Tim Maurer Simple Money Portfolio Overview
Background and Philosophy
The Simple Money Portfolio was created by Tim Maurer, a wealth advisor and Director of Personal Finance for Buckingham and the BAM ALLIANCE. Maurer is a well-known financial expert, author, and speaker who advocates for simplicity, behavioral finance awareness, and evidence-based investing. His book, Simple Money: A No-Nonsense Guide to Personal Finance, emphasizes the importance of aligning financial decisions with personal values while avoiding unnecessary complexity.
The philosophy behind this lazy portfolio is rooted in a 60/40 stocks/bonds allocation, but with intentional tilts toward value and small-cap stocks to potentially enhance returns over the long term. Maurer’s approach is designed to be low-maintenance, diversified, and suitable for investors who prefer a hands-off strategy while still capturing market premiums associated with value and small-cap equities.
Asset Allocation and Analysis
The portfolio consists of the following ETFs:
- EFV (15%): iShares MSCI EAFE Value ETF – Provides exposure to international developed market value stocks.
- IEI (40%): iShares 3-7 Year Treasury Bond ETF – Offers intermediate-term U.S. Treasury bond exposure for stability.
- IVV (7.5%): iShares Core S&P 500 ETF – Tracks the S&P 500 for large-cap U.S. equity exposure.
- IWD (7.5%): iShares Russell 1000 Value ETF – Focuses on U.S. large-cap value stocks.
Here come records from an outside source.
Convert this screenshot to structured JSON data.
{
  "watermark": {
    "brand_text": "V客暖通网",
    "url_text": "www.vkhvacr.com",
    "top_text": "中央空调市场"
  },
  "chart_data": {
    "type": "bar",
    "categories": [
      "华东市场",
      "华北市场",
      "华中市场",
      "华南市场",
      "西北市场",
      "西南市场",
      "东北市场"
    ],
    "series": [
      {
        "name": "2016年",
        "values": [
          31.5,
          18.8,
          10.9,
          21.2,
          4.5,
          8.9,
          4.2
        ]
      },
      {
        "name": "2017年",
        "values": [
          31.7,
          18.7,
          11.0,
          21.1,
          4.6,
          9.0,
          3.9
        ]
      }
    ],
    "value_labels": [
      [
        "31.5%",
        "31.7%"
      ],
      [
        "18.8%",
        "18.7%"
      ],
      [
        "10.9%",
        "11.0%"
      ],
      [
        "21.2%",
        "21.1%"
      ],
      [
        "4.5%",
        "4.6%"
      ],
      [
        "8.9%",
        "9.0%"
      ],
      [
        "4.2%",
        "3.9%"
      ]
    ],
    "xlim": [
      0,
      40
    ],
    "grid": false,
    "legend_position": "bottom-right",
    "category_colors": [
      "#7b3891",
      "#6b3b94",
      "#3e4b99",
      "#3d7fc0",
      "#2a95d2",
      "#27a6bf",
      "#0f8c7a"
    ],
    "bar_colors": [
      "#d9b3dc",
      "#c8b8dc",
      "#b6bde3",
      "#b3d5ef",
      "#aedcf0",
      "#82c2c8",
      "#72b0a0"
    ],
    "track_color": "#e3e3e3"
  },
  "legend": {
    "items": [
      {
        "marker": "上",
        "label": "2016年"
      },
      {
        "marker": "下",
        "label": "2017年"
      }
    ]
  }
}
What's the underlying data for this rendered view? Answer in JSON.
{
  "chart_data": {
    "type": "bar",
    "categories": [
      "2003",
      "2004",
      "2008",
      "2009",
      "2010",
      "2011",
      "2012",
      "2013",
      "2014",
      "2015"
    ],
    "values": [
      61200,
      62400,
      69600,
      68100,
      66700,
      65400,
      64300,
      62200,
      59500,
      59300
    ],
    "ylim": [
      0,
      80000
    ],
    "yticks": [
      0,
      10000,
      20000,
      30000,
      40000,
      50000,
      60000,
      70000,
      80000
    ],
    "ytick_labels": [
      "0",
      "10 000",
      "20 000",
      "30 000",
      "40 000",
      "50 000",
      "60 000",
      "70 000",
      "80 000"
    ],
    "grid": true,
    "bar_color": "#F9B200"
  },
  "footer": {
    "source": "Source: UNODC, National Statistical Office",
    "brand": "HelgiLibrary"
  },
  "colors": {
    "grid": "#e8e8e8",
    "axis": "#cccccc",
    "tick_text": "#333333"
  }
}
- IWM (7.5%): iShares Russell 2000 ETF – Provides small-cap U.S. equity exposure.
- IWN (7.5%): iShares Russell 2000 Value ETF – Targets small-cap value stocks in the U.S.
- SCZ (15%): iShares MSCI EAFE Small-Cap ETF – Covers international small-cap stocks.
Diversification and Risk Level
This portfolio is well-diversified across:
- Asset Classes: Equities (60%) and bonds (40%).
- Geographies: U.S. (30%) and international (30%) stocks.
- Market Capitalizations: Large-cap, small-cap, and value stocks.
The risk level is moderate, given the 60/40 split, but the tilts toward small-cap and value stocks introduce slightly higher volatility compared to a traditional 60/40 portfolio. The bond allocation (IEI) provides stability and reduces overall portfolio risk.
Pros and Cons
Pros:
- Simple yet diversified across multiple factors (size, value, geography).
- Low-cost ETFs make it cost-efficient.
- Bond allocation provides downside protection.
- Potential for higher returns due to small-cap and value tilts.
Cons:
- Small-cap and value stocks can underperform in certain market conditions.
- International exposure may add currency risk.
- Rebalancing may be required periodically to maintain allocations.
Application for Retirement Accounts (401(k) and IRA)
Investors can implement this portfolio in their 401(k) or IRA accounts by selecting funds that closely match the ETFs listed. Here’s how:
- Identify Equivalent Funds: Check your 401(k) plan’s investment options for index funds or ETFs that match the holdings (e.g., an S&P 500 index fund for IVV, a small-cap fund for IWM).
- Substitute Missing Holdings: If an exact match isn’t available, allocate to the nearest asset class (e.g., use a total international stock fund if SCZ or EFV isn’t available).
- Bond Allocation: If IEI isn’t available, use an intermediate-term bond fund or a total bond market fund.
- Rebalance Annually: Adjust allocations to maintain the target percentages.
Note: Many 401(k) plans lack specific value or small-cap international funds. In such cases, investors can substitute with broader international equity funds or allocate the missing portion to U.S. equities or bonds, depending on their risk tolerance.
Rule of Thumb:
- For stock funds, prioritize index funds, especially low-cost index funds
- For bond funds, prioritize core bond funds or high-quality actively managed total return bond funds (if available).